Gordon wasn’t being declared the best driver in the world in his youth, but he certainly pushed the boundaries when it came to a dirt racer from America making a name around the world and how his success was interpreted, which continued into his NASCAR career.
He was certainly well respected by 2003 when he got his F1 test and that restarted discussions about a switch with Williams or Jaguar when he was 32, only two years older than Larson is now.
It begs the question, would Larson be actively linked to F1 in Gordon’s day?
“Kyle can race on any different type of track in any car, I really started becoming fond of road racing because of the success I was having in NASCAR on the road courses, so any challenge or opportunity to get behind the wheel of an amazing car on a road course, was something I jumped at,” Gordon adds.
“But at the same time I respected the process of what it takes to be one of the elite in Formula 1.
“There’s a reason why there hasn’t been an American for a long time that’s been able to compete at the highest level because of the nature in which we’re brought up and the type of racing we do.
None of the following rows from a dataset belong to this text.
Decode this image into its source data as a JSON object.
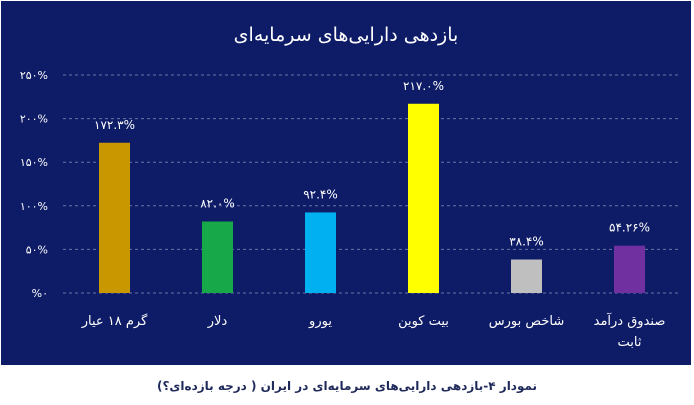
{
  "chart_data": {
    "type": "bar",
    "title": "بازدهی دارایی‌های سرمایه‌ای",
    "categories": [
      "گرم ۱۸ عیار",
      "دلار",
      "یورو",
      "بیت کوین",
      "شاخص بورس",
      "صندوق درآمد ثابت"
    ],
    "values": [
      172.3,
      82.0,
      92.4,
      217.0,
      38.4,
      54.26
    ],
    "data_labels": [
      "۱۷۲.۳%",
      "۸۲.۰%",
      "۹۲.۴%",
      "۲۱۷.۰%",
      "۳۸.۴%",
      "۵۴.۲۶%"
    ],
    "colors": [
      "#c99800",
      "#17a84a",
      "#00b0f0",
      "#ffff00",
      "#bfbfbf",
      "#7030a0"
    ],
    "y_ticks": [
      0,
      50,
      100,
      150,
      200,
      250
    ],
    "y_tick_labels": [
      "%۰",
      "۵۰%",
      "۱۰۰%",
      "۱۵۰%",
      "۲۰۰%",
      "۲۵۰%"
    ],
    "ylim": [
      0,
      250
    ],
    "grid": true,
    "legend": "none",
    "xlabel": "",
    "ylabel": ""
  },
  "caption": "نمودار ۴-بازدهی دارایی‌های سرمایه‌ای در ایران ( درجه بازده‌ای؟)",
  "colors": {
    "background": "#0e1c67",
    "text": "#ffffff",
    "grid": "#6b73a3",
    "caption": "#1f2a5a"
  }
}
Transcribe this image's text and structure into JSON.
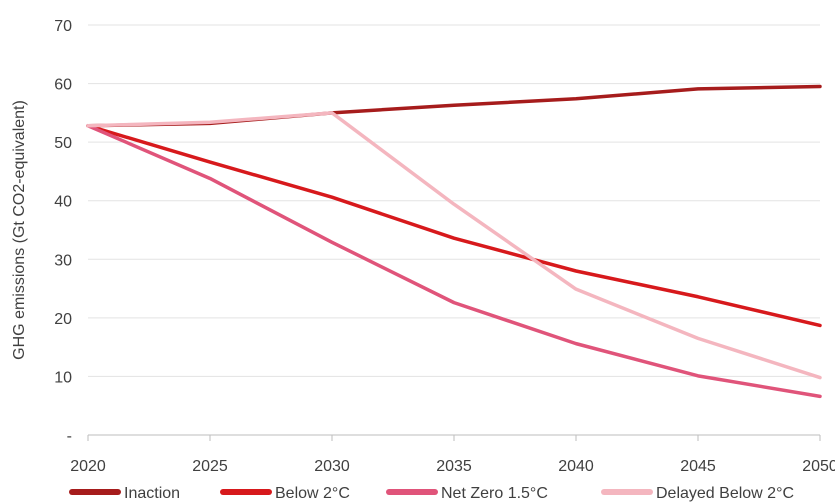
{
  "chart_data": {
    "type": "line",
    "title": "",
    "xlabel": "",
    "ylabel": "GHG emissions (Gt CO2-equivalent)",
    "x": [
      2020,
      2025,
      2030,
      2035,
      2040,
      2045,
      2050
    ],
    "xlim": [
      2020,
      2050
    ],
    "ylim": [
      0,
      70
    ],
    "yticks": [
      0,
      10,
      20,
      30,
      40,
      50,
      60,
      70
    ],
    "ytick_labels": [
      "-",
      "10",
      "20",
      "30",
      "40",
      "50",
      "60",
      "70"
    ],
    "xtick_labels": [
      "2020",
      "2025",
      "2030",
      "2035",
      "2040",
      "2045",
      "2050"
    ],
    "grid": true,
    "legend_position": "bottom",
    "series": [
      {
        "name": "Inaction",
        "color": "#a61c1c",
        "values": [
          52.8,
          53.2,
          55.0,
          56.3,
          57.4,
          59.1,
          59.5
        ]
      },
      {
        "name": "Below 2°C",
        "color": "#d7191c",
        "values": [
          52.8,
          46.6,
          40.6,
          33.6,
          28.0,
          23.6,
          18.7
        ]
      },
      {
        "name": "Net Zero 1.5°C",
        "color": "#e0547a",
        "values": [
          52.8,
          43.8,
          32.9,
          22.6,
          15.6,
          10.1,
          6.6
        ]
      },
      {
        "name": "Delayed Below 2°C",
        "color": "#f4b6bf",
        "values": [
          52.8,
          53.4,
          55.0,
          39.4,
          24.9,
          16.5,
          9.8
        ]
      }
    ]
  }
}
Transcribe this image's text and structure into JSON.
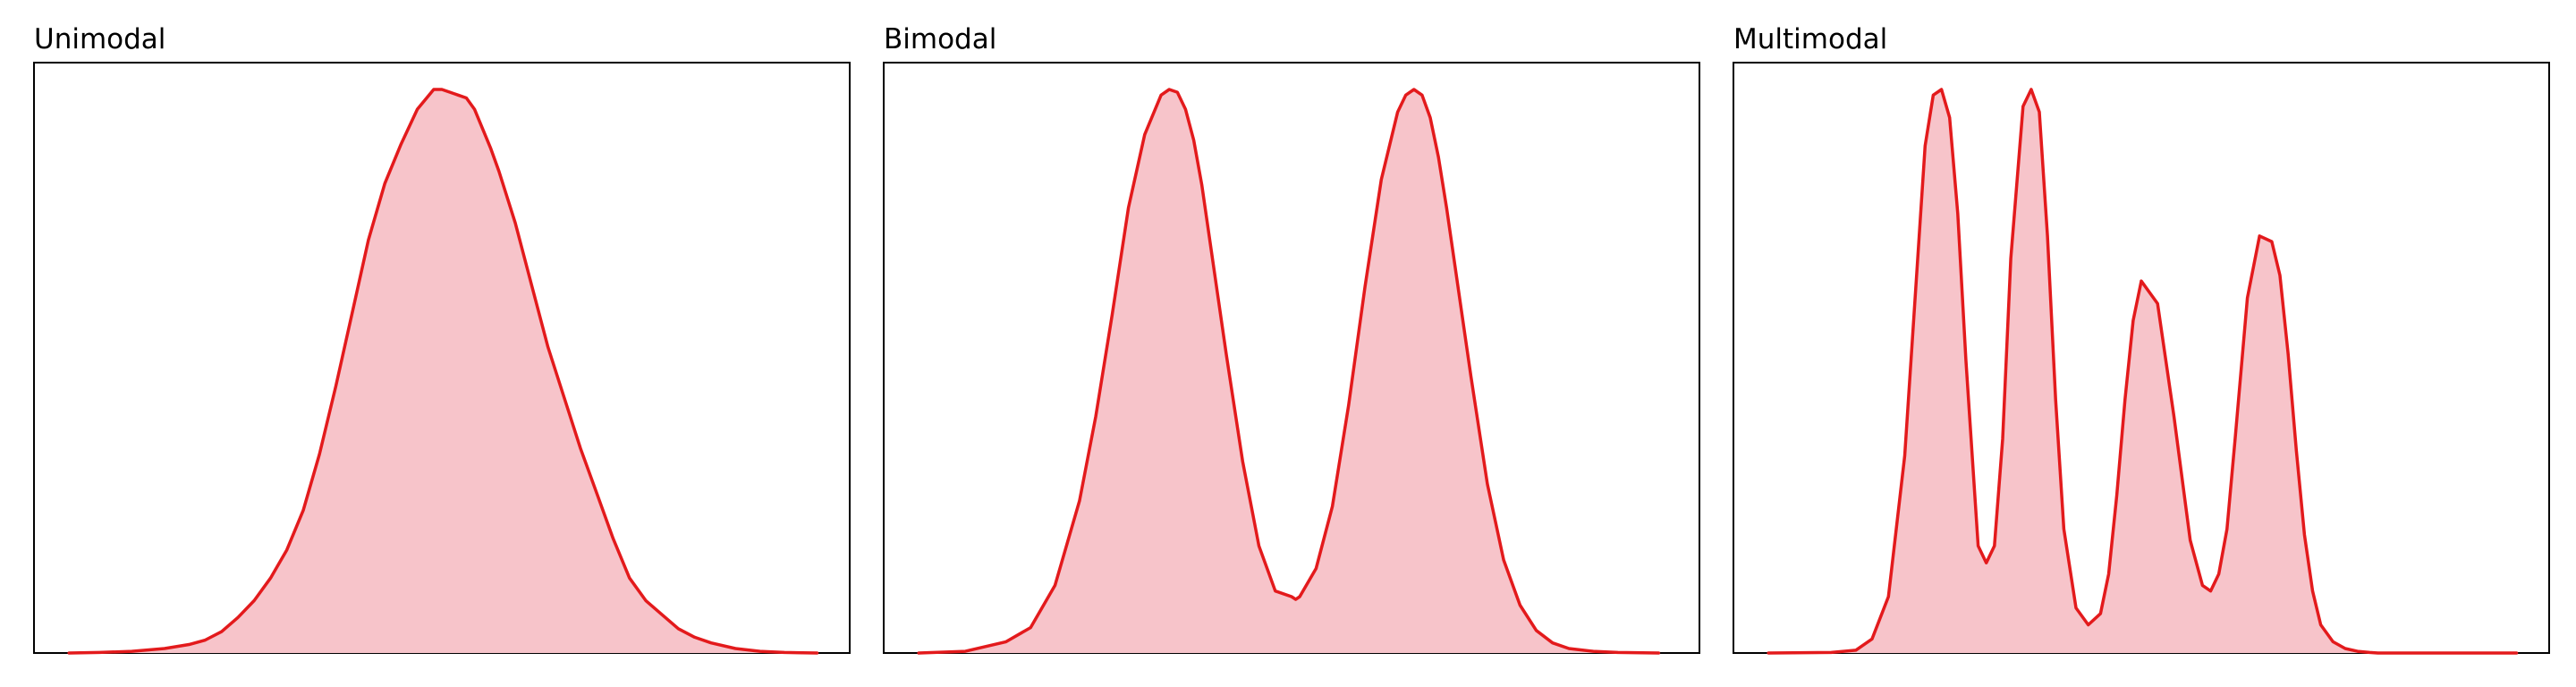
{
  "figure": {
    "background": "#ffffff"
  },
  "chart_data": [
    {
      "type": "area",
      "title": "Unimodal",
      "xlabel": "",
      "ylabel": "",
      "xlim": [
        0,
        1
      ],
      "ylim": [
        0,
        1
      ],
      "grid": false,
      "axes_ticks": false,
      "line_color": "#e31a1c",
      "fill_color": "#f7c4ca",
      "series": [
        {
          "x": [
            0.043,
            0.08,
            0.12,
            0.16,
            0.19,
            0.21,
            0.23,
            0.25,
            0.27,
            0.29,
            0.31,
            0.33,
            0.35,
            0.37,
            0.39,
            0.41,
            0.43,
            0.45,
            0.47,
            0.49,
            0.5,
            0.51,
            0.52,
            0.53,
            0.54,
            0.55,
            0.56,
            0.57,
            0.59,
            0.61,
            0.63,
            0.65,
            0.67,
            0.69,
            0.71,
            0.73,
            0.75,
            0.77,
            0.79,
            0.81,
            0.83,
            0.86,
            0.89,
            0.92,
            0.96
          ],
          "y": [
            0.0,
            0.001,
            0.003,
            0.008,
            0.015,
            0.023,
            0.038,
            0.063,
            0.093,
            0.133,
            0.183,
            0.253,
            0.353,
            0.473,
            0.603,
            0.733,
            0.833,
            0.903,
            0.965,
            1.0,
            1.0,
            0.995,
            0.99,
            0.985,
            0.965,
            0.93,
            0.895,
            0.855,
            0.763,
            0.653,
            0.543,
            0.453,
            0.363,
            0.283,
            0.203,
            0.133,
            0.093,
            0.068,
            0.043,
            0.028,
            0.018,
            0.008,
            0.003,
            0.001,
            0.0
          ]
        }
      ]
    },
    {
      "type": "area",
      "title": "Bimodal",
      "xlabel": "",
      "ylabel": "",
      "xlim": [
        0,
        1
      ],
      "ylim": [
        0,
        1
      ],
      "grid": false,
      "axes_ticks": false,
      "line_color": "#e31a1c",
      "fill_color": "#f7c4ca",
      "series": [
        {
          "x": [
            0.043,
            0.1,
            0.15,
            0.18,
            0.21,
            0.24,
            0.26,
            0.28,
            0.3,
            0.32,
            0.34,
            0.35,
            0.36,
            0.37,
            0.38,
            0.39,
            0.4,
            0.41,
            0.42,
            0.44,
            0.46,
            0.48,
            0.5,
            0.505,
            0.51,
            0.53,
            0.55,
            0.57,
            0.59,
            0.61,
            0.63,
            0.64,
            0.65,
            0.66,
            0.67,
            0.68,
            0.69,
            0.7,
            0.72,
            0.74,
            0.76,
            0.78,
            0.8,
            0.82,
            0.84,
            0.87,
            0.9,
            0.95
          ],
          "y": [
            0.0,
            0.003,
            0.02,
            0.045,
            0.12,
            0.27,
            0.42,
            0.6,
            0.79,
            0.92,
            0.99,
            1.0,
            0.995,
            0.965,
            0.91,
            0.83,
            0.73,
            0.63,
            0.53,
            0.34,
            0.19,
            0.11,
            0.1,
            0.095,
            0.1,
            0.15,
            0.26,
            0.44,
            0.65,
            0.84,
            0.96,
            0.99,
            1.0,
            0.99,
            0.95,
            0.88,
            0.79,
            0.69,
            0.49,
            0.3,
            0.165,
            0.085,
            0.04,
            0.018,
            0.008,
            0.003,
            0.001,
            0.0
          ]
        }
      ]
    },
    {
      "type": "area",
      "title": "Multimodal",
      "xlabel": "",
      "ylabel": "",
      "xlim": [
        0,
        1
      ],
      "ylim": [
        0,
        1
      ],
      "grid": false,
      "axes_ticks": false,
      "line_color": "#e31a1c",
      "fill_color": "#f7c4ca",
      "series": [
        {
          "x": [
            0.043,
            0.12,
            0.15,
            0.17,
            0.19,
            0.21,
            0.225,
            0.235,
            0.245,
            0.255,
            0.265,
            0.275,
            0.285,
            0.3,
            0.31,
            0.32,
            0.33,
            0.34,
            0.355,
            0.365,
            0.375,
            0.385,
            0.395,
            0.405,
            0.42,
            0.435,
            0.45,
            0.46,
            0.47,
            0.48,
            0.49,
            0.5,
            0.52,
            0.54,
            0.56,
            0.575,
            0.585,
            0.595,
            0.605,
            0.615,
            0.63,
            0.645,
            0.66,
            0.67,
            0.68,
            0.69,
            0.7,
            0.71,
            0.72,
            0.735,
            0.75,
            0.765,
            0.78,
            0.79,
            0.8,
            0.81,
            0.825,
            0.84,
            0.86,
            0.88,
            0.91,
            0.96
          ],
          "y": [
            0.0,
            0.001,
            0.005,
            0.025,
            0.1,
            0.35,
            0.68,
            0.9,
            0.99,
            1.0,
            0.95,
            0.78,
            0.52,
            0.19,
            0.16,
            0.19,
            0.38,
            0.7,
            0.97,
            1.0,
            0.96,
            0.74,
            0.45,
            0.22,
            0.08,
            0.05,
            0.07,
            0.14,
            0.28,
            0.45,
            0.59,
            0.66,
            0.62,
            0.42,
            0.2,
            0.12,
            0.11,
            0.14,
            0.22,
            0.38,
            0.63,
            0.74,
            0.73,
            0.67,
            0.53,
            0.36,
            0.21,
            0.11,
            0.05,
            0.02,
            0.008,
            0.003,
            0.001,
            0.0,
            0.0,
            0.0,
            0.0,
            0.0,
            0.0,
            0.0,
            0.0,
            0.0
          ]
        }
      ]
    }
  ]
}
“I think Kyle would respect that same thing but he’s also a guy that maybe, I’ve always been the type of race car driver where if I thought I wasn’t going to be successful at it or I didn’t think I could put in the amount of time and effort to get the experience to be successful at it, I probably didn’t look at it as doing it for fun, that didn’t seem fun to me.
“Kyle is a little bit different. I think Kyle feels like, ‘I’ve got the ability to do it well’ but also, ‘This is a fun challenge’. The fun was being competitive for me, contributing and winning.
“Kyle has the ability to balance out both.”
It’s a typically modest answer from Gordon, but it’s clear how highly he rates his driver.
“I’m glad I didn’t have to race against him!” he laughs. “I’m glad he wasn’t my team-mate at Hendrick Motorsports like Jimmie Johnson was.
‘Kyle’s extremely talented. I’ve known it for many, many years. In my opinion, he’s like the modern day Mario Andretti.
“He’s just a guy that can get into any type of race car and just excel at it.
“Again, he has confidence in his own ability to be able to do that because he’s done it many, many times. So I think he’s looking forward to the challenge.
“This is certainly going to be a big departure from anything: high downforce, rear-engined car, Indianapolis doing 230mph or 240mph, whatever it’s going to be.
“He’s looking forward to it.
“With his confidence and the team’s capabilities I think he has the ability to go and surprise a lot of people even with a limited amount of time.”
We’ll know in a week whether Larson will be attempting the 2024 Indy 500 with a winning team, with many picking McLaren as a pre-race favourite to take the fight to Chip Ganassi Racing just as it did last year.
The Larson deal is interesting on multiple levels as you get the idea that the involvement between McLaren and Hendrick could expand and help both teams in their respective series.
In addition, Gordon will get to help live out his Indy 500 fantasy through his star and protege Larson, who is about as close a version of Jeff Gordon as you could get in 2023.